A dry mild winter has many producers speculating about its impact on 2012 crop yields. According to University of Illinois economist Darrel Good, there's very little correlation between average winter temps, winter precipitation and average state yield. He looked at records for Illinois and Iowa from 1960 through 2011. He says rain during the growing season makes a bigger impact.

Chip Nellinger

North Dakota isn't commonly thought of as the fashion capital of the world. But that doesn't mean clothing made there can't make it into the wardrobes of the rich and famous. Cliff Naylor from affiliate KFYR found an entrepreneur who's producing baby accessories being worn by famous children and lots of ordinary children. Thanks Cliff. Cliff says if you want to see more of these creations, Baby Button Tops has an Etsy page. At Food and Your Family is next.

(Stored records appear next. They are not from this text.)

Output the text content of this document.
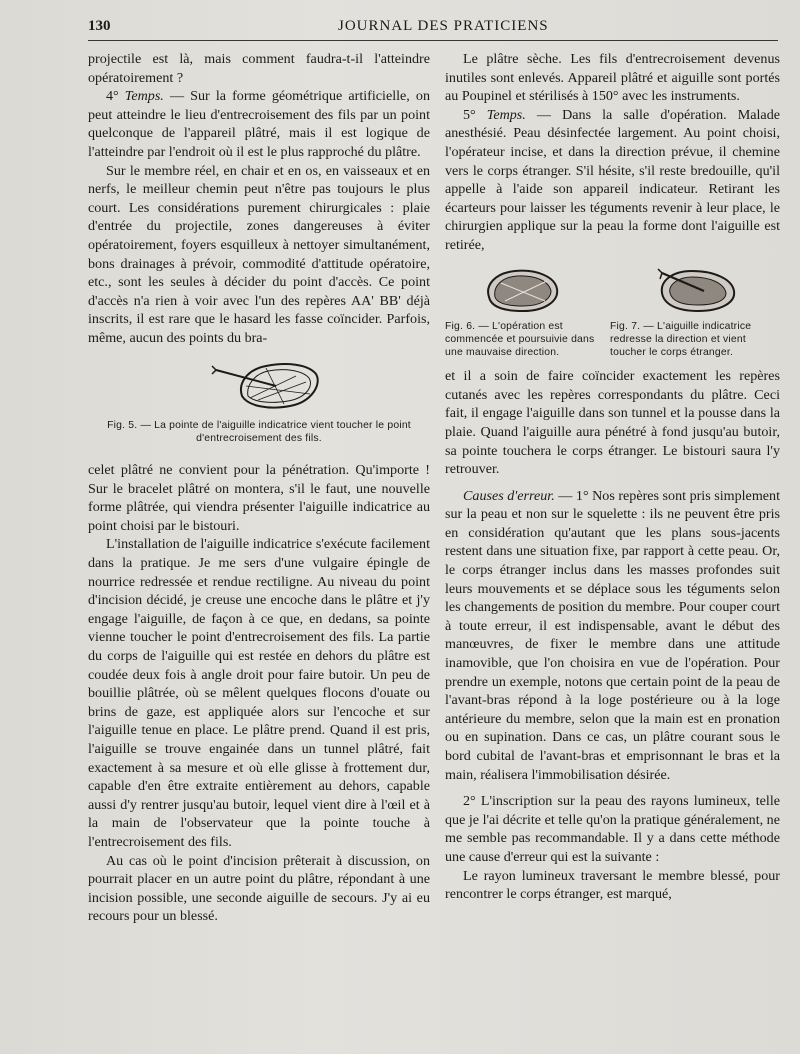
130	JOURNAL DES PRATICIENS

projectile est là, mais comment faudra-t-il l'atteindre opératoirement ?

4° Temps. — Sur la forme géométrique artificielle, on peut atteindre le lieu d'entrecroisement des fils par un point quelconque de l'appareil plâtré, mais il est logique de l'atteindre par l'endroit où il est le plus rapproché du plâtre.

Sur le membre réel, en chair et en os, en vaisseaux et en nerfs, le meilleur chemin peut n'être pas toujours le plus court. Les considérations purement chirurgicales : plaie d'entrée du projectile, zones dangereuses à éviter opératoirement, foyers esquilleux à nettoyer simultanément, bons drainages à prévoir, commodité d'attitude opératoire, etc., sont les seules à décider du point d'accès. Ce point d'accès n'a rien à voir avec l'un des repères AA' BB' déjà inscrits, il est rare que le hasard les fasse coïncider. Parfois, même, aucun des points du bra-

Fig. 5. — La pointe de l'aiguille indicatrice vient toucher le point d'entrecroisement des fils.

celet plâtré ne convient pour la pénétration. Qu'importe ! Sur le bracelet plâtré on montera, s'il le faut, une nouvelle forme plâtrée, qui viendra présenter l'aiguille indicatrice au point choisi par le bistouri.

L'installation de l'aiguille indicatrice s'exécute facilement dans la pratique. Je me sers d'une vulgaire épingle de nourrice redressée et rendue rectiligne. Au niveau du point d'incision décidé, je creuse une encoche dans le plâtre et j'y engage l'aiguille, de façon à ce que, en dedans, sa pointe vienne toucher le point d'entrecroisement des fils. La partie du corps de l'aiguille qui est restée en dehors du plâtre est coudée deux fois à angle droit pour faire butoir. Un peu de bouillie plâtrée, où se mêlent quelques flocons d'ouate ou brins de gaze, est appliquée alors sur l'encoche et sur l'aiguille tenue en place. Le plâtre prend. Quand il est pris, l'aiguille se trouve engainée dans un tunnel plâtré, fait exactement à sa mesure et où elle glisse à frottement dur, capable d'en être extraite entièrement au dehors, capable aussi d'y rentrer jusqu'au butoir, lequel vient dire à l'œil et à la main de l'observateur que la pointe touche à l'entrecroisement des fils.

Au cas où le point d'incision prêterait à discussion, on pourrait placer en un autre point du plâtre, répondant à une incision possible, une seconde aiguille de secours. J'y ai eu recours pour un blessé.

Le plâtre sèche. Les fils d'entrecroisement devenus inutiles sont enlevés. Appareil plâtré et aiguille sont portés au Poupinel et stérilisés à 150° avec les instruments.

5° Temps. — Dans la salle d'opération. Malade anesthésié. Peau désinfectée largement. Au point choisi, l'opérateur incise, et dans la direction prévue, il chemine vers le corps étranger. S'il hésite, s'il reste bredouille, qu'il appelle à l'aide son appareil indicateur. Retirant les écarteurs pour laisser les téguments revenir à leur place, le chirurgien applique sur la peau la forme dont l'aiguille est retirée,

Fig. 6. — L'opération est commencée et poursuivie dans une mauvaise direction.
Fig. 7. — L'aiguille indicatrice redresse la direction et vient toucher le corps étranger.

et il a soin de faire coïncider exactement les repères cutanés avec les repères correspondants du plâtre. Ceci fait, il engage l'aiguille dans son tunnel et la pousse dans la plaie. Quand l'aiguille aura pénétré à fond jusqu'au butoir, sa pointe touchera le corps étranger. Le bistouri saura l'y retrouver.

Causes d'erreur. — 1° Nos repères sont pris simplement sur la peau et non sur le squelette : ils ne peuvent être pris en considération qu'autant que les plans sous-jacents restent dans une situation fixe, par rapport à cette peau. Or, le corps étranger inclus dans les masses profondes suit leurs mouvements et se déplace sous les téguments selon les changements de position du membre. Pour couper court à toute erreur, il est indispensable, avant le début des manœuvres, de fixer le membre dans une attitude inamovible, que l'on choisira en vue de l'opération. Pour prendre un exemple, notons que certain point de la peau de l'avant-bras répond à la loge postérieure ou à la loge antérieure du membre, selon que la main est en pronation ou en supination. Dans ce cas, un plâtre courant sous le bord cubital de l'avant-bras et emprisonnant le bras et la main, réalisera l'immobilisation désirée.

2° L'inscription sur la peau des rayons lumineux, telle que je l'ai décrite et telle qu'on la pratique généralement, ne me semble pas recommandable. Il y a dans cette méthode une cause d'erreur qui est la suivante :

Le rayon lumineux traversant le membre blessé, pour rencontrer le corps étranger, est marqué,
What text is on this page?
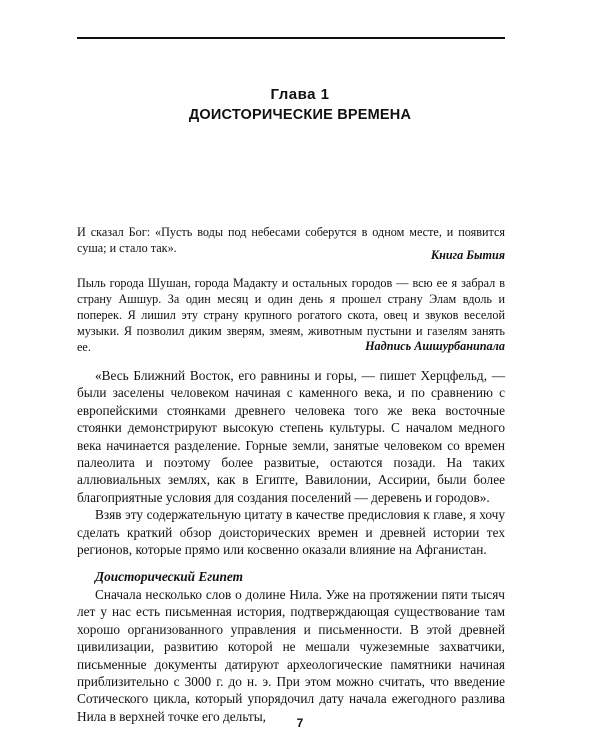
Глава 1
ДОИСТОРИЧЕСКИЕ ВРЕМЕНА
И сказал Бог: «Пусть воды под небесами соберутся в одном месте, и появится суша; и стало так».	Книга Бытия
Пыль города Шушан, города Мадакту и остальных городов — всю ее я забрал в страну Ашшур. За один месяц и один день я прошел страну Элам вдоль и поперек. Я лишил эту страну крупного рогатого скота, овец и звуков веселой музыки. Я позволил диким зверям, змеям, животным пустыни и газелям занять ее.	Надпись Ашшурбанипала

«Весь Ближний Восток, его равнины и горы, — пишет Херцфельд, — были заселены человеком начиная с каменного века, и по сравнению с европейскими стоянками древнего человека того же века восточные стоянки демонстрируют высокую степень культуры. С началом медного века начинается разделение. Горные земли, занятые человеком со времен палеолита и поэтому более развитые, остаются позади. На таких аллювиальных землях, как в Египте, Вавилонии, Ассирии, были более благоприятные условия для создания поселений — деревень и городов».

Взяв эту содержательную цитату в качестве предисловия к главе, я хочу сделать краткий обзор доисторических времен и древней истории тех регионов, которые прямо или косвенно оказали влияние на Афганистан.

Доисторический Египет

Сначала несколько слов о долине Нила. Уже на протяжении пяти тысяч лет у нас есть письменная история, подтверждающая существование там хорошо организованного управления и письменности. В этой древней цивилизации, развитию которой не мешали чужеземные захватчики, письменные документы датируют археологические памятники начиная приблизительно с 3000 г. до н. э. При этом можно считать, что введение Сотического цикла, который упорядочил дату начала ежегодного разлива Нила в верхней точке его дельты,	7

American's love of carbonated beverages is no secret. But it looks like the amount getting popped and poured in the U.S. is shrinking. Consumption of soft drinks hit their lowest level since 1996. The average consumer drank 714 eight ounce servings in 2011, that down 14 servings from a year earlier. This is the seventh straight year of declines. That equates to roughly 9.2 billion cases of cola. Coke, Pepsi and Dr. Pepper all saw less consumption while energy drinks grew by 16%.

And busy bees have been working hard to keep up with demand. The latest production numbers show in 2011, honey production totaled 148 million pounds. That's down 16% year over year. Honey stocks are also down causing record high honey prices. 2011 prices were about 173 cents per pound that's up about 7% compared to 2010.